RE: Prague side meeting: HTTP/2 concurrency and request cancellation (CVE-2023-44487)

That might be exactly what we need. This has been a problem for many of us for a while, despite it being publicly discussed only recently. While your draft is a fine patch for well-behaved clients, the reality is that attackers will simply play dumb and pretend to be unextended HTTP/2 clients. Other mitigations will still be needed as long as that connection pattern is allowed.  (And reducing the default or recommended value does nothing to mitigate this particular attack, so I'm not particularly concerned about it.  Servers will enforce their actual value from the start of the connection and RESET and excess streams anyway.)
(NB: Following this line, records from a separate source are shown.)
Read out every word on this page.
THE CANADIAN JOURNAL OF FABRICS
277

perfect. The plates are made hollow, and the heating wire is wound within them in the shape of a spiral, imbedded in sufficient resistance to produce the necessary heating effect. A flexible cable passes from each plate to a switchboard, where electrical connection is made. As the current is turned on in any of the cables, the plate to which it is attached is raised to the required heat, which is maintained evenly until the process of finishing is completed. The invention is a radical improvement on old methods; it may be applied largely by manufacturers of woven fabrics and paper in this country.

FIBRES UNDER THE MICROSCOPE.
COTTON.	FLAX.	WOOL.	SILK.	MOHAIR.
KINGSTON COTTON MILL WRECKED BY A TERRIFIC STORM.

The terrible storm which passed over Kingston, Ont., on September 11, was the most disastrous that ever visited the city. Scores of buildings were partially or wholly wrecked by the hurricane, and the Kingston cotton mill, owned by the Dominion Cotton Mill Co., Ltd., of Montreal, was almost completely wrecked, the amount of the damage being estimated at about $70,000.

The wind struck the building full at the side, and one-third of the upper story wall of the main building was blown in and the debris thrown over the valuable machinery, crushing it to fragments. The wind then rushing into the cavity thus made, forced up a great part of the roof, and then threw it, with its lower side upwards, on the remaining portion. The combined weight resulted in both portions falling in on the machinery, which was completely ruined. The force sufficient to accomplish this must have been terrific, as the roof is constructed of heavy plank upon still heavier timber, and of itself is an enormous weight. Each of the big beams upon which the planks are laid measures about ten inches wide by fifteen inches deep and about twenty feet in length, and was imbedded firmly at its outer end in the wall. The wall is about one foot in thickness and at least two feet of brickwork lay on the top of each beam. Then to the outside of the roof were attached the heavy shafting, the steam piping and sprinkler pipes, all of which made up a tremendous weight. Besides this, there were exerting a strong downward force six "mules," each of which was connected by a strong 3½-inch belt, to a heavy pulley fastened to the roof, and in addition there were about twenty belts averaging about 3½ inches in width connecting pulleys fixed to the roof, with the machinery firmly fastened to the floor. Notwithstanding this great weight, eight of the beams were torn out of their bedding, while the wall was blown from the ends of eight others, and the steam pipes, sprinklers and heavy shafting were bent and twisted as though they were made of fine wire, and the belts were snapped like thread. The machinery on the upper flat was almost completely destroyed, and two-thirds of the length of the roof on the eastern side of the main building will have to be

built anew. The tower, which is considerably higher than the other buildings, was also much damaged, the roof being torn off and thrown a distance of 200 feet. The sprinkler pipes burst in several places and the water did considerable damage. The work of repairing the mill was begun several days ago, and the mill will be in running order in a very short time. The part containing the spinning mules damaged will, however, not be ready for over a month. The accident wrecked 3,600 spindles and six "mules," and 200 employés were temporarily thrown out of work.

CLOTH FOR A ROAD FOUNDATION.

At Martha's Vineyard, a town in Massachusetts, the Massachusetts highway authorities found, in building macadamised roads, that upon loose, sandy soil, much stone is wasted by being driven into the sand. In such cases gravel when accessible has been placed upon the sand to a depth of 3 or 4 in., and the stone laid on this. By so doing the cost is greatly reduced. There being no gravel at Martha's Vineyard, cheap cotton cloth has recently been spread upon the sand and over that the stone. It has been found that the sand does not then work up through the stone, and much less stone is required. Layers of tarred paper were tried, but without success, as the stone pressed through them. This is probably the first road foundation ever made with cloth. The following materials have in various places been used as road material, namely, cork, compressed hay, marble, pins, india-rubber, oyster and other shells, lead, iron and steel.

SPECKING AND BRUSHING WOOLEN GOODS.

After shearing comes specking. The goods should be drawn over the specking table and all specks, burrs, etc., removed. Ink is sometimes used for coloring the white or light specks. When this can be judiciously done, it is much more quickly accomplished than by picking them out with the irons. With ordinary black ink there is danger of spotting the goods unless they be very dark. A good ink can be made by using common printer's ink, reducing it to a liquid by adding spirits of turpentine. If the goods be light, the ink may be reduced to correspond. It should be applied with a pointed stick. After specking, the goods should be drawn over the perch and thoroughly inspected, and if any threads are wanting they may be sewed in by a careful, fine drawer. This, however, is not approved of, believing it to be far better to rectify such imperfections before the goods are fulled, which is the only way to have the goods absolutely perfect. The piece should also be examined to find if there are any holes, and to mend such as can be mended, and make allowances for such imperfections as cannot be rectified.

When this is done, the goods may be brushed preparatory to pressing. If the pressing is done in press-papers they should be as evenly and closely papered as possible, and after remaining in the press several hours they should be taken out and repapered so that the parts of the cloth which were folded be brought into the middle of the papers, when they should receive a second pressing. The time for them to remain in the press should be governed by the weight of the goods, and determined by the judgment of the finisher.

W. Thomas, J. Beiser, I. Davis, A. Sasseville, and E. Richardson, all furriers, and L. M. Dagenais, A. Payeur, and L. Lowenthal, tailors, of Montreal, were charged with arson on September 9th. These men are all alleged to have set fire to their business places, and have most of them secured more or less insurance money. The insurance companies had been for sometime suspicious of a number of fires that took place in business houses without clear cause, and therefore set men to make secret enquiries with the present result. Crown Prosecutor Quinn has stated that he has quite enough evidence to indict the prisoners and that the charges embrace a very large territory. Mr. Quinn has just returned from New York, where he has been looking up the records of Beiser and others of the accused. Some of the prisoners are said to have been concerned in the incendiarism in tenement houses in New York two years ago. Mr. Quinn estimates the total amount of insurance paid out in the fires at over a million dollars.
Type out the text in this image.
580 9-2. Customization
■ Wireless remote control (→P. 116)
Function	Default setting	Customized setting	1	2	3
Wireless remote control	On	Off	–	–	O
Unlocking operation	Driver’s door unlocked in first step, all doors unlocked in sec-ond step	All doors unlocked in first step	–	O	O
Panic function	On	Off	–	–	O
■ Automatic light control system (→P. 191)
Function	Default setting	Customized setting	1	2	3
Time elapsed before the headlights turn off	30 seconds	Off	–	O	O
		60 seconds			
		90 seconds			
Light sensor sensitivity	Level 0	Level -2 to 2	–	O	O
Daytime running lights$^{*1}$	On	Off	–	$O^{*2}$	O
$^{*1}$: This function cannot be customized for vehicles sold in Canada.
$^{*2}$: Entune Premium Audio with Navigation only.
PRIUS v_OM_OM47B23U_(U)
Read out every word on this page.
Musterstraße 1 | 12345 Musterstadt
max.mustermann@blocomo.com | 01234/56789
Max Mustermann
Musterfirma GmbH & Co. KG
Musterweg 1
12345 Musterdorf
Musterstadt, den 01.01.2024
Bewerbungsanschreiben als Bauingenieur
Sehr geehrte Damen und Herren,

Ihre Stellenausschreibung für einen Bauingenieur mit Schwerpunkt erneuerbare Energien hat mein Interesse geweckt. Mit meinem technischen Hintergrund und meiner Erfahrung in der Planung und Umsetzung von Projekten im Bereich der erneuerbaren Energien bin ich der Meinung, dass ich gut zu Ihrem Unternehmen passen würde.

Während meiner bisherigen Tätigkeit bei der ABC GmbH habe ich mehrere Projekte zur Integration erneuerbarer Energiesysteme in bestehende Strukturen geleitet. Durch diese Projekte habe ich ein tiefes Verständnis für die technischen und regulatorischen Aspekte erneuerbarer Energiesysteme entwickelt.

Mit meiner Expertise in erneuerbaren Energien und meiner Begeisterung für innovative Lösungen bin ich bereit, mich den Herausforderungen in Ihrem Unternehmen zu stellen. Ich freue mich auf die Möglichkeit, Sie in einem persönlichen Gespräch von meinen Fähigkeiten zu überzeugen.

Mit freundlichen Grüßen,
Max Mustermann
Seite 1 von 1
What servers would need is the ability to deny the use of HTTP/2 unless this mechanism is supported.  That implies an ability to consider the presence of this extension when the server is deciding which of the client's ALPNs to select.

ALPS might be a solution, but the interplay between ALPS and ALPN would be unpleasant, even if it were already present and usable in most stacks. Something like that feels like a better answer to things which will influence the first flight, but not influence the protocol selection.

When we designed the HTTP/2 extension mechanism, we took a hard stance against embedding extension IDs in the ALPN, because of the potential explosion of IDs as multiple extensions were supported.  But for a case where we might change support of a protocol based on the absence of certain extensions, an ALPN token could be warranted.

How's "h2.1"?

-----Original Message-----
From: Martin Thomson <mt@lowentropy.net> 
Sent: Thursday, October 12, 2023 12:42 AM
To: Glenn Strauss <gs-lists-ietf-http-wg@gluelogic.com>
Cc: Willy Tarreau <w@1wt.eu>; Mark Nottingham <mnot@mnot.net>; HTTP Working Group <ietf-http-wg@w3.org>
Subject: Re: Prague side meeting: HTTP/2 concurrency and request cancellation (CVE-2023-44487)

On Thu, Oct 12, 2023, at 15:38, Glenn Strauss wrote:
> Related, I support a future RFC changing the initial setting for 
> HTTP/2 SETTINGS_MAX_CONCURRENT_STREAMS to something much more limited, 
> such as 10.  (FYI: lighttpd sends SETTINGS_MAX_CONCURRENT_STREAMS 8.)

Unfortunately, in order to do that, we would need to define a completely new protocol that is identified by a different ALPN token, like "h2-but-not-as-vulnerable-to-DoS".

I agree that the initial value is bad (a limit of 2^30 is just absurd), but I'm not sure that the cost of fixing this is justified.

Teaching clients cope better with lower concurrency limits (like 8) is probably our best course of action here.